Commissioner's Decision
ISD Improperly Denied Employee Her Right
To a School Board Grievance Hearing
Ruling: An ISD employee had a right to a grievance hearing before her school board despite claims by the district that her complaint had been rendered “moot” because her grievance had been essentially resolved in lower-level administrative grievance proceedings. Mayela De La Garza v. Grand Prairie ISD, No. 032-R10-02-2020. Signed July 24 by Education Commissioner Mike Morath.
Background
Long-time paraprofessional-certified GPISD employee De La Garza filed a grievance with the district upon being told that her noncontractural job as an office manager in the food services division was one of several positions to be eliminated due to budget constraints.
De La Garza asserted that: 1) she believed that her job was being eliminated because she had reported to district higher-ups her concerns over billing practices by the ISD’s food services contractor and 2) the contractor’s director had created a hostile working environment.

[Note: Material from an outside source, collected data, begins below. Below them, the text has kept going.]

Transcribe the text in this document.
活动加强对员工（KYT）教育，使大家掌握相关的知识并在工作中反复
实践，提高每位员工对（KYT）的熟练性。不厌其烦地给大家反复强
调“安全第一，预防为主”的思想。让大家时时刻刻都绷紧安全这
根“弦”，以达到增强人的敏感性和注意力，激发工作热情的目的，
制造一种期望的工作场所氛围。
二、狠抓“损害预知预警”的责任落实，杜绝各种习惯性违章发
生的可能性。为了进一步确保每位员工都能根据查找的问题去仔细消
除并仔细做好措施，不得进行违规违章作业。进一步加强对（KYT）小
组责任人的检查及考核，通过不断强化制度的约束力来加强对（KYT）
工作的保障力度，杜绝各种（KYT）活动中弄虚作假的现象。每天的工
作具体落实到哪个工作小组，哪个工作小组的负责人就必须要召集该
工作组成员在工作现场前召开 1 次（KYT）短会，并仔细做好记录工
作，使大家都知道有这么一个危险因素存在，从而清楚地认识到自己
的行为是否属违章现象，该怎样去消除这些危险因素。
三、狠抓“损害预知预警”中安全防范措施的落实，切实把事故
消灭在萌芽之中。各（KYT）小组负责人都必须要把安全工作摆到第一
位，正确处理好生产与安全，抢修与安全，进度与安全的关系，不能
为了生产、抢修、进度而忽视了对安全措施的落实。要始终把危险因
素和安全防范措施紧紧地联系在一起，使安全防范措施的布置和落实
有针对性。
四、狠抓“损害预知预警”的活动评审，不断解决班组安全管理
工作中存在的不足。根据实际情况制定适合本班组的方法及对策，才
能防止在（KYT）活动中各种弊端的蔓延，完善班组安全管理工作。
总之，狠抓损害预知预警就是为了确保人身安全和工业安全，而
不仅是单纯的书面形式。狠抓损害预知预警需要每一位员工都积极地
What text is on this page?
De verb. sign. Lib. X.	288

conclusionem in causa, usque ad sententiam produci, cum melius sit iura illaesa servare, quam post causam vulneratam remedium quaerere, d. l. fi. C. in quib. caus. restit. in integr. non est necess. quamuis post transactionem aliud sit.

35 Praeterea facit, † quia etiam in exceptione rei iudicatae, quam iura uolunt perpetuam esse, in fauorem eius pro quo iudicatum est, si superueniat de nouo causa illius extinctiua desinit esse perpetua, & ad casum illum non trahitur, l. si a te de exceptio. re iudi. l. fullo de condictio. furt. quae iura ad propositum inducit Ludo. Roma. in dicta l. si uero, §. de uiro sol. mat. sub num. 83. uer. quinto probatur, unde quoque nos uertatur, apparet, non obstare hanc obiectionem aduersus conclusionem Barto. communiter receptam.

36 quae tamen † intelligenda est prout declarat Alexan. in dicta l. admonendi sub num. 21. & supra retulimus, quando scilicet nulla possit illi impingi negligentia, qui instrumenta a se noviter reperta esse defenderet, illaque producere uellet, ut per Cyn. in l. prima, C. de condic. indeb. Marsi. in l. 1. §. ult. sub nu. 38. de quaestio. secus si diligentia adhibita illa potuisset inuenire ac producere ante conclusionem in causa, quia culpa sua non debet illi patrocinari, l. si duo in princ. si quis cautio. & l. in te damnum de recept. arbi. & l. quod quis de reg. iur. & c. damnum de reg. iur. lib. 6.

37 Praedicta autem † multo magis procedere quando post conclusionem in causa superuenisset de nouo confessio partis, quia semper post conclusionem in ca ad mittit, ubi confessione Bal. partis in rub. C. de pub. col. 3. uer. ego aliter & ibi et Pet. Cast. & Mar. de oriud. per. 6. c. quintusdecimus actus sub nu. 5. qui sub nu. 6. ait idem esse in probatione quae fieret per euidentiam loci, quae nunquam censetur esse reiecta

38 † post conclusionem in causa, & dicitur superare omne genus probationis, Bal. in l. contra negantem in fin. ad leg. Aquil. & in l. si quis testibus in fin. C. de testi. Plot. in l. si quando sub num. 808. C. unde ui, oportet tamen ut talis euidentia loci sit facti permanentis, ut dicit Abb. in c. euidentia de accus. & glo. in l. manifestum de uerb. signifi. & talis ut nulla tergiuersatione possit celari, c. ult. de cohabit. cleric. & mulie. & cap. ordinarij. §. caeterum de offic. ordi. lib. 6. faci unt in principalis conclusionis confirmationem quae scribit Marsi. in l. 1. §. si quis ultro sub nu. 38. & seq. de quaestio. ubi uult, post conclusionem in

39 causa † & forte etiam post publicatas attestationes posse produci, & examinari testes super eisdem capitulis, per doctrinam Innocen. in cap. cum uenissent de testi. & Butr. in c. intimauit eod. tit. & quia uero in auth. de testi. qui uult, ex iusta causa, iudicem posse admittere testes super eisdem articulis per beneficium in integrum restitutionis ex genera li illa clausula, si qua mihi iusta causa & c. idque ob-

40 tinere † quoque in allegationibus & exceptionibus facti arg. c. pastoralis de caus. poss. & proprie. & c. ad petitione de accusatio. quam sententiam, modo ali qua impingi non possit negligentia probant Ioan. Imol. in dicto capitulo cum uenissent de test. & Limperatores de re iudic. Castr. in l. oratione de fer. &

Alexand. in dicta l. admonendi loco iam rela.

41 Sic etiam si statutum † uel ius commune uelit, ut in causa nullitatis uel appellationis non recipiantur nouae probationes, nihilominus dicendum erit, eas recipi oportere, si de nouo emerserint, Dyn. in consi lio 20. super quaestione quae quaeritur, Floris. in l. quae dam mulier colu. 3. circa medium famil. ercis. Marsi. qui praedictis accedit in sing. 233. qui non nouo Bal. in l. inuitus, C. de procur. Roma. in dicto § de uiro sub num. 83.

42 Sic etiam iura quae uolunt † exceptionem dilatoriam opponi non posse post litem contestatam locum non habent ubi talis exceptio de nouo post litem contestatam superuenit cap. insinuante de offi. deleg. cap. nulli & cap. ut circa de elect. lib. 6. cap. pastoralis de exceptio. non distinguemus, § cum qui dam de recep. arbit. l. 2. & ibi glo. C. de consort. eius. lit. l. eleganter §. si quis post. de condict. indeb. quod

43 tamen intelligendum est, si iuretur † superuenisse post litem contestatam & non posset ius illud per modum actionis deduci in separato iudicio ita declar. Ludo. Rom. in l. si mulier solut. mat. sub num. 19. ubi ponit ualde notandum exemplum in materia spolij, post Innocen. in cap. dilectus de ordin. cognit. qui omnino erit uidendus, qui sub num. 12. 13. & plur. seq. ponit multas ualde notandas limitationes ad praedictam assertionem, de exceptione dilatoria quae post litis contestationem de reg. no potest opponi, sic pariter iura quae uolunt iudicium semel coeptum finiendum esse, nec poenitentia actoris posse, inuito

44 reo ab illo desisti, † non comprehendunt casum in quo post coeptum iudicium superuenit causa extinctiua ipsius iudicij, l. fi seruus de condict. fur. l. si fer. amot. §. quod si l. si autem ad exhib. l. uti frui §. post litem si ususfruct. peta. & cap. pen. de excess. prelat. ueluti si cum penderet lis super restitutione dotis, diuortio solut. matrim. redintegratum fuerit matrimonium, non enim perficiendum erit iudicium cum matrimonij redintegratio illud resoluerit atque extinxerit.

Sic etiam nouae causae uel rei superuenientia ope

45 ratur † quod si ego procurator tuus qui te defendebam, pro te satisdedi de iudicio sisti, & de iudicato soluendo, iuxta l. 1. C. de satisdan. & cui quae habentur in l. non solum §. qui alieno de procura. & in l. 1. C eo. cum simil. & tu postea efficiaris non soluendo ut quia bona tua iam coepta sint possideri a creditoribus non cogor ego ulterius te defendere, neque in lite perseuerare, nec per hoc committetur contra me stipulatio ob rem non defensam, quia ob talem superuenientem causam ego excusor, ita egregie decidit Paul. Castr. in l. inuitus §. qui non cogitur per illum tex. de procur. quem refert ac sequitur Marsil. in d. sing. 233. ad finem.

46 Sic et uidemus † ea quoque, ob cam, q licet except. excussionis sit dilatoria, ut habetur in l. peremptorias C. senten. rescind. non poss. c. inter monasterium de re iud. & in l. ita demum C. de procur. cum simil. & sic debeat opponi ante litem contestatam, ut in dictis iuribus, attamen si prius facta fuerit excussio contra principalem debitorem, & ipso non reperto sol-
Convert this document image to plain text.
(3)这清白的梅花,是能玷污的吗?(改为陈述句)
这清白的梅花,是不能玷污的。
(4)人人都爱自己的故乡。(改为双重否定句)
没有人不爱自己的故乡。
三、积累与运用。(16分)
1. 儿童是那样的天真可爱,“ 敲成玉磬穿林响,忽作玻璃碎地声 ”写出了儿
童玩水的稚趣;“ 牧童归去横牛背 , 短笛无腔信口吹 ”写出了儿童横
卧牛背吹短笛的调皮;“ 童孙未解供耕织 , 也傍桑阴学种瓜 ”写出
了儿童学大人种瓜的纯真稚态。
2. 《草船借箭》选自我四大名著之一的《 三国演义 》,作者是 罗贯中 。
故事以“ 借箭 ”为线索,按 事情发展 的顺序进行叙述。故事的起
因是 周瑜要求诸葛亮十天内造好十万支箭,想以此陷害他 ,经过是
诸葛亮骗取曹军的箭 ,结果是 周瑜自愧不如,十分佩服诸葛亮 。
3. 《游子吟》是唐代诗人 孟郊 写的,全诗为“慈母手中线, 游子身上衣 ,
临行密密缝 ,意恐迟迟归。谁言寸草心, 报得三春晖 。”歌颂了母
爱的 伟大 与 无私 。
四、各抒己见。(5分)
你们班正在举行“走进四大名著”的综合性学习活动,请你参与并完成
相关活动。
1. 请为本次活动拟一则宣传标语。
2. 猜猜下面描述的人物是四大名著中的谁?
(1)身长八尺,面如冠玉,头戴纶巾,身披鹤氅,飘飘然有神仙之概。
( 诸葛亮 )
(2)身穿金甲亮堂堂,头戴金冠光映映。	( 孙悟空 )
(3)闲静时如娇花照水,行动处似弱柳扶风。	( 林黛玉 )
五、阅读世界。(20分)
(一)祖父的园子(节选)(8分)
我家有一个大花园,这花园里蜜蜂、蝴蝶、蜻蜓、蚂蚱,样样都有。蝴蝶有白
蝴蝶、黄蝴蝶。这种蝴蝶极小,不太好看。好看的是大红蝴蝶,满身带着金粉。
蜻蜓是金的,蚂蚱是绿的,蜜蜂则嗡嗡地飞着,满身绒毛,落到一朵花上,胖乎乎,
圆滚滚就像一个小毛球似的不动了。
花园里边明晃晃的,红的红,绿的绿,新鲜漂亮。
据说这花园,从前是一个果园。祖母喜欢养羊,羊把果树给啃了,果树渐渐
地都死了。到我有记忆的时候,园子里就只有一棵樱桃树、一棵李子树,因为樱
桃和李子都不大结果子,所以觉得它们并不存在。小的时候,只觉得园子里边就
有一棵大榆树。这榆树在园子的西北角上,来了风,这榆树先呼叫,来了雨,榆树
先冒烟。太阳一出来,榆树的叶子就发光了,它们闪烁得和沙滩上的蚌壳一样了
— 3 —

De La Garza asked in her grievance that she remain employed by GPISD in the same professional capacity in a position that did not require her to come into contact with the contractor’s director or with another food services supervisor that she named.
The district’s interim human resources director granted the Level I grievance by allowing De La Garza to be employed in the same professional capacity in another division where she would not have contact with the two individuals she had complained about.
The new position — as an elementary case services worker — was at the same pay grade classification as her former job, but required her to work 14 fewer days.
Dissatisfied
De La Garza, dissatisfied, because she believed the new job was a demotion, filed a Level II administrative grievance appeal, which the district dismissed. She then filed a final Level III grievance appeal seeking a hearing before the school board.
Instead, she received a letter from the district’s attorney stating that her Level III grievance appeal would not be heard by the board because her complaint had been designated as “moot” because her requested remedies had been granted at Level I, and that she had to start a new grievance process if she wanted to complain about her new position, which she had accepted.
De La Garza appealed to the commissioner, who sided with her by concluding that even if ISD officials have deemed that an employee’s grievance has been resolved in the employee’s favor at a lower administrative level, the district can’t use that fact to unilaterally deny the employee’s timely request to appeal the grievance through the final school board level.
The commissioner ordered the board to hold a hearing on De La Garza’s Level III grievance as soon as possible.